Jacobsen: Why have contemporary platforms, by which I mean their current forms and leadership, largely abandoned monitoring? 

Wiebelhaus-Brahm: I see two related reasons. First, effective monitoring is difficult. Content appears in many languages, and moderation at scale is technically and organizationally demanding.  Second, political pressure on companies to engage in such monitoring, particularly in the United States and some other countries, has declined. When monitoring is costly, time-consuming, and prone to error, companies face criticism whenever they fail. If external pressure diminishes, the incentives to maintain robust monitoring systems also decline.

Kurze: Without drawing direct historical parallels, one interesting point that warrants further analysis is that eighteenth- and nineteenth-century America had a media landscape dominated by partisan outlets, particularly print media controlled by powerful stakeholders. Those platforms were often openly biased. 

In some respects, we are seeing a return to similar dynamics, with influential stakeholders in politics and the technology sector shaping contemporary platforms in comparable ways. That trend is concerning. At the same time, viewed more optimistically, there is also potential for greater democratization of the media landscape, including the development of platforms that are more accessible and inclusive for a broader range of users. Still, these parallel trends require close monitoring.

Jacobsen: What are the major failure points of hashtag activism in atrocity contexts?

Kurze:  The most significant failure is the assumption that spikes in awareness automatically translate into the capacity to solve the problem. Awareness-building is essential, but it only contributes to alleviating harm when the surrounding context and on-the-ground conditions allow for action. Our comparative case study of Canada and Syria illustrates this clearly. Canada operated within a post-conflict context, while Syria remained in the midst of active conflict. As a result, it was more realistic to observe progress related to collective memory and accountability in Canada, even if imperfect. In Syria, activism fatigue emerged more strongly, and on-the-ground action was far more constrained by the severity and persistence of the conflict.

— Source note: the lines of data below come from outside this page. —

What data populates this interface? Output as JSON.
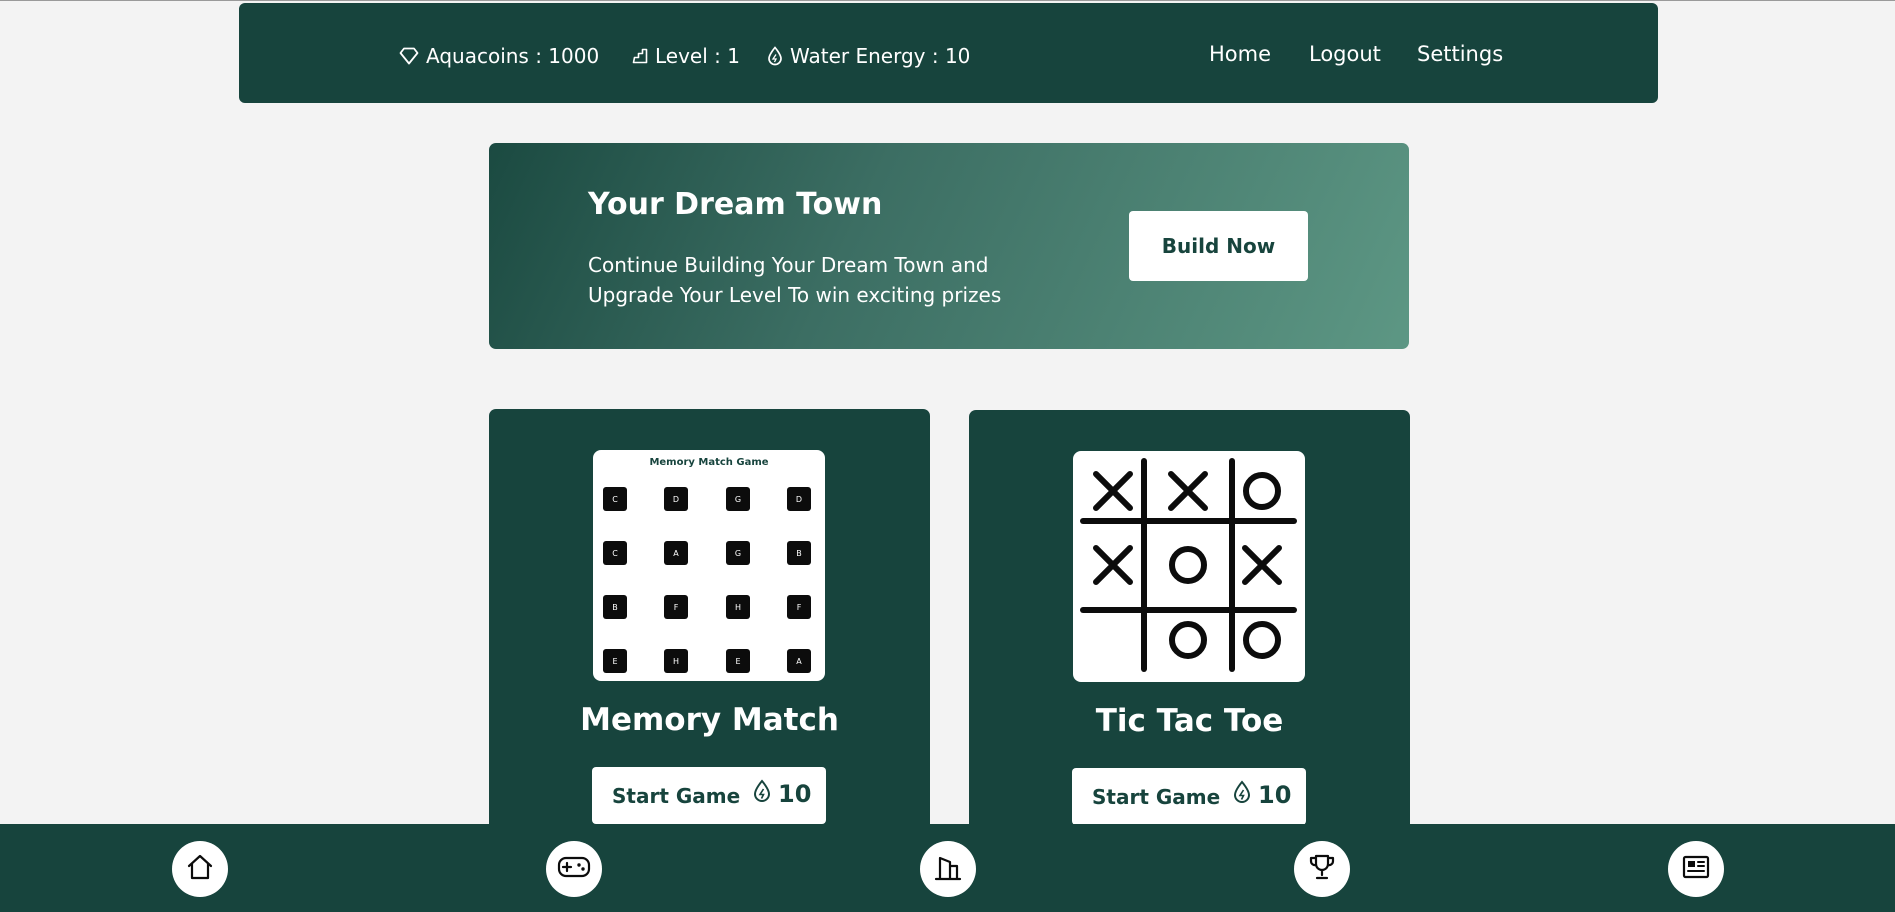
{
  "header": {
    "stats": {
      "aquacoins": "Aquacoins : 1000",
      "level": "Level : 1",
      "water_energy": "Water Energy : 10"
    },
    "nav": {
      "home": "Home",
      "logout": "Logout",
      "settings": "Settings"
    }
  },
  "banner": {
    "title": "Your Dream Town",
    "description": "Continue Building Your Dream Town and Upgrade Your Level To win exciting prizes",
    "button_label": "Build Now"
  },
  "games": [
    {
      "name": "Memory Match",
      "thumbnail_title": "Memory Match Game",
      "tiles": [
        "C",
        "D",
        "G",
        "D",
        "C",
        "A",
        "G",
        "B",
        "B",
        "F",
        "H",
        "F",
        "E",
        "H",
        "E",
        "A"
      ],
      "start_label": "Start Game",
      "cost": "10"
    },
    {
      "name": "Tic Tac Toe",
      "board": [
        "X",
        "X",
        "O",
        "X",
        "O",
        "X",
        "",
        "O",
        "O"
      ],
      "start_label": "Start Game",
      "cost": "10"
    }
  ],
  "bottom_nav": [
    "home-icon",
    "gamepad-icon",
    "buildings-icon",
    "trophy-icon",
    "news-icon"
  ],
  "colors": {
    "primary": "#17443d",
    "background": "#f3f3f3",
    "banner_gradient_end": "#5d9784"
  }
}
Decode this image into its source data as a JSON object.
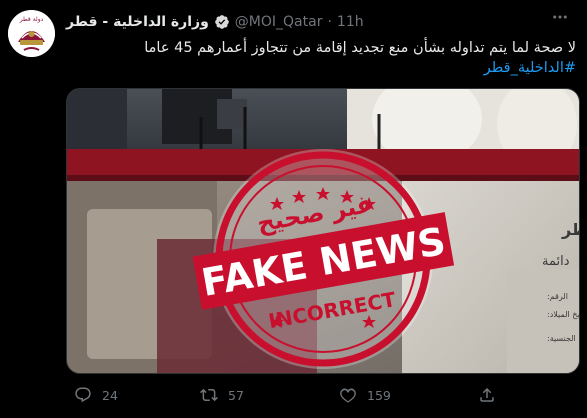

Wiebelhaus-Brahm: I would add that attention itself should not be equated with positive attention. This point also emerged in earlier work I published with colleagues on social media engagement around atrocities in Syria. During certain periods, public discussion focused less on the atrocities themselves and more on secondary effects of the conflict, particularly concerns affecting Europe and other wealthy regions. The attention was present, but it was not necessarily directed toward prevention or accountability. 

Jacobsen: Thank you both for your time and expertise.

Kurze: Thank you, Scott. Stay safe, and safe travels.

Jacobsen: Thank you. I appreciate it.

Wiebelhaus-Brahm: Thank you. Goodbye.